3. Understand the business model. If you don’t understand what the company does, why would you invest in it? It’s easy to fall for the next big thing but when that big thing doesn’t even have a defined business model, it’s best to stay away.
4. Do your homework. Preparing to make an investment is like studying for an exam. Read the press releases, study the industry and analyze the financial statements. This will ensure the best grade in the class…or highest return on investment.
5. Be patient. Stocks go up and down for many reasons but if you believe in what you own, you should have the patience to ride out a downturn. This is not to say you should hold on to a dying company but if you believe the company is sound and the future looks bright, hang
in there.

Let’s hope Mr. Buffet’s successor can teach us as much about investing as Mr. Buffet has.

Apple’s Cash Problem

Tuesday, February 14th, 2012 by Reuben Advani

Apple stock recently reached an all time high and a critical psychological threshold of $500 per share. Given Apple’s meteoric rise and tremendous growth prospects, many analysts believe Apple could very well become the world’s first trillion-dollar company. Whether that happens or not remains to be seen. What could impact the stock, at least in the near term, is what Apple does with the approximately $100 billion in cash on its balance sheet. Let’s consider the options.

Doing nothing for the time being certainly creates a nice cushion for Apple. Even a Recession 2.0 would have difficulty derailing a company with this much cash. You can pay for quite a few employee lunches with $100 billion. On the other hand, investors grow anxious when cash lies dormant as one percent money market returns rarely appeal to stock market investors. Another option would be for Apple to simply return some or all of the cash to the shareholders. Dividends are a nice bonus for patient shareholders and would allow them to seek higher returns elsewhere. The problem is that if Apple establishes itself as a dividend paying company, perceptions could change as the company might resemble a Microsoft or worse, a utility! In other words, investors fear the growth story is over when dividends are paid. Finally, the company might institute a share buyback. This reduces the shares outstanding and in turn, increases earnings per share. The problem, of course, is that they would be paying a hefty price to buy back the shares at current prices.

As Apple has proved to be on the leading edge of technology, it’s likely their cash management strategies will have a similar effect on the financial world and inspire CFOs everywhere. Stay tuned.

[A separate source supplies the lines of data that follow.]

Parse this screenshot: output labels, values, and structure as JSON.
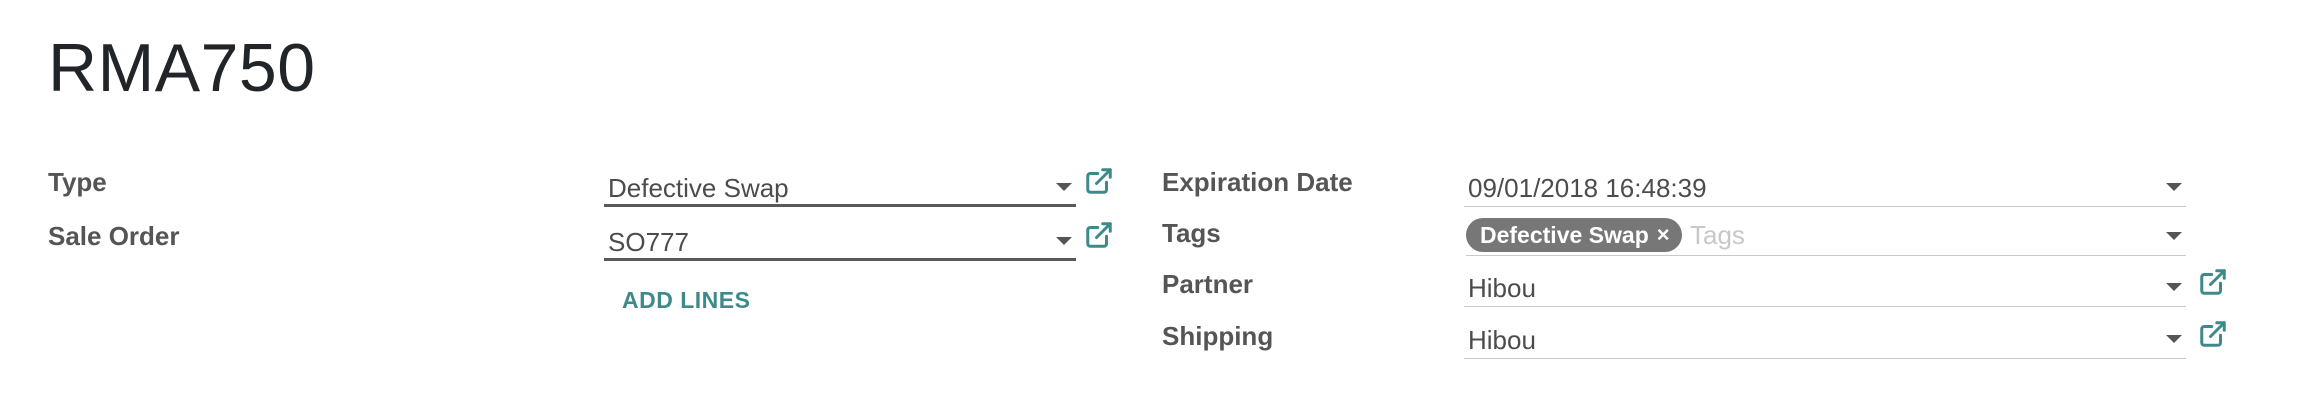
{
  "record": {
    "title": "RMA750"
  },
  "left_fields": {
    "type": {
      "label": "Type",
      "value": "Defective Swap"
    },
    "sale_order": {
      "label": "Sale Order",
      "value": "SO777"
    },
    "add_lines_label": "ADD LINES"
  },
  "right_fields": {
    "expiration_date": {
      "label": "Expiration Date",
      "value": "09/01/2018 16:48:39"
    },
    "tags": {
      "label": "Tags",
      "items": [
        {
          "label": "Defective Swap",
          "remove_icon": "×"
        }
      ],
      "placeholder": "Tags"
    },
    "partner": {
      "label": "Partner",
      "value": "Hibou"
    },
    "shipping": {
      "label": "Shipping",
      "value": "Hibou"
    }
  },
  "icons": {
    "dropdown": "caret-down-icon",
    "external_link": "external-link-icon",
    "remove": "close-icon"
  },
  "colors": {
    "link_teal": "#3e8a8a",
    "tag_badge": "#777777",
    "label_text": "#555555",
    "title_text": "#212529"
  }
}
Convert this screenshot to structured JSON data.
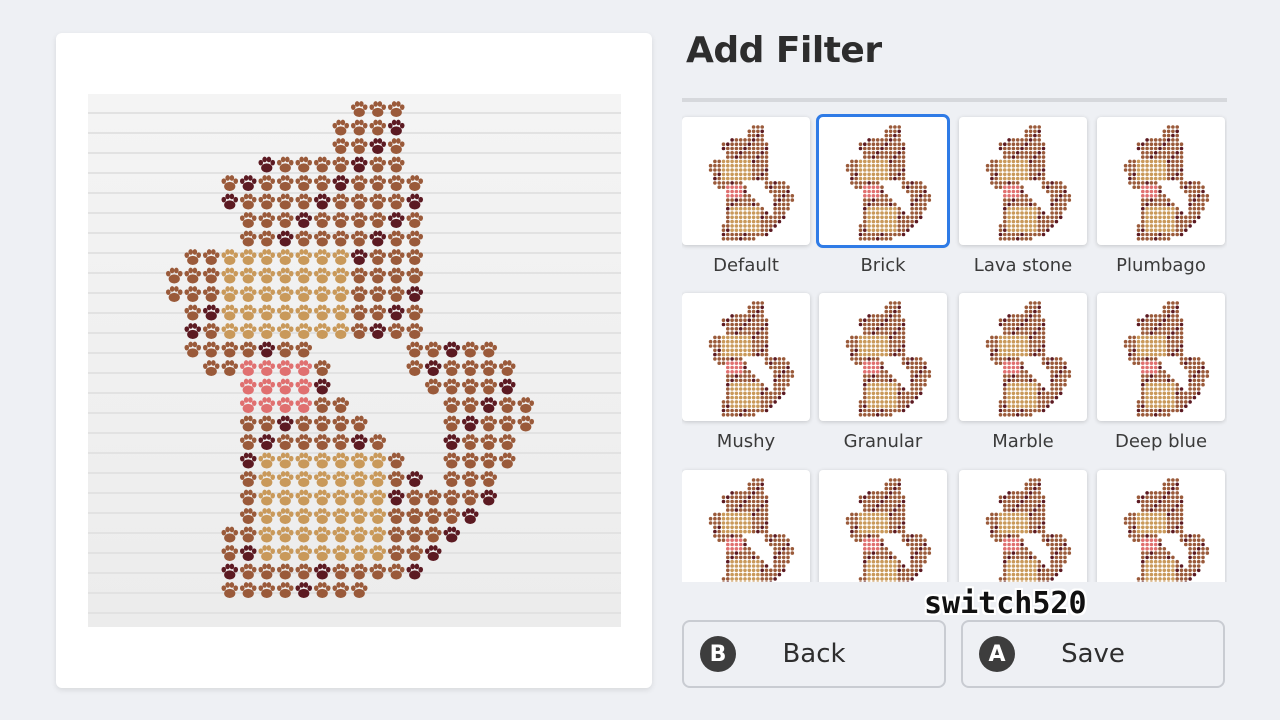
{
  "panel": {
    "title": "Add Filter"
  },
  "filters": [
    {
      "label": "Default",
      "texture": "default",
      "selected": false
    },
    {
      "label": "Brick",
      "texture": "brick",
      "selected": true
    },
    {
      "label": "Lava stone",
      "texture": "lava",
      "selected": false
    },
    {
      "label": "Plumbago",
      "texture": "plumbago",
      "selected": false
    },
    {
      "label": "Mushy",
      "texture": "mushy",
      "selected": false
    },
    {
      "label": "Granular",
      "texture": "granular",
      "selected": false
    },
    {
      "label": "Marble",
      "texture": "marble",
      "selected": false
    },
    {
      "label": "Deep blue",
      "texture": "deepblue",
      "selected": false
    },
    {
      "label": "",
      "texture": "paper",
      "selected": false
    },
    {
      "label": "",
      "texture": "soft",
      "selected": false
    },
    {
      "label": "",
      "texture": "noise",
      "selected": false
    },
    {
      "label": "",
      "texture": "sketch",
      "selected": false
    }
  ],
  "buttons": {
    "back": {
      "badge": "B",
      "label": "Back"
    },
    "save": {
      "badge": "A",
      "label": "Save"
    }
  },
  "watermark": "switch520",
  "colors": {
    "accent": "#2f7be6",
    "paw_dark": "#5c1a22",
    "paw_mid": "#9a5a3a",
    "paw_light": "#c9995a",
    "paw_pink": "#e07070"
  },
  "icons": {
    "paw": "paw-print-icon"
  }
}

Groundhog Day in the Financial Markets?

Monday, February 6th, 2012 by Reuben Advani

Groundhog Day was last week but lately every day in the world of financial markets feels like Groundhog Day, at least as it was portrayed in the classic Bill Murray movie. Low interest rates, a surging stock market and Internet IPOs at sky-high valuations make 2012 seem a lot like the happy golden bygone days from a few years back. Will this time around be different? Let’s look at the facts.

The Fed pledged to keep interest rates low until at least 2014. In essence, we have access to cheap money for a few more years. However, banks remain reluctant to lend to individuals and small businesses. Corporations, on the other hand, should fare better in terms of access to capital. Speaking of which, if the emerging euphoria surrounding Facebook’s planned IPO continues to push the stock market higher, you can bet on more corporate stock offerings. This access to capital can help corporate expansion initiatives, create jobs and create a positive wealth effect for consumers.

So is it Groundhog Day? On the surface, perhaps. But upon closer examination, 2012 is different from years past. Today, the financial markets today just might help the consumer and the job market. Let’s hope so.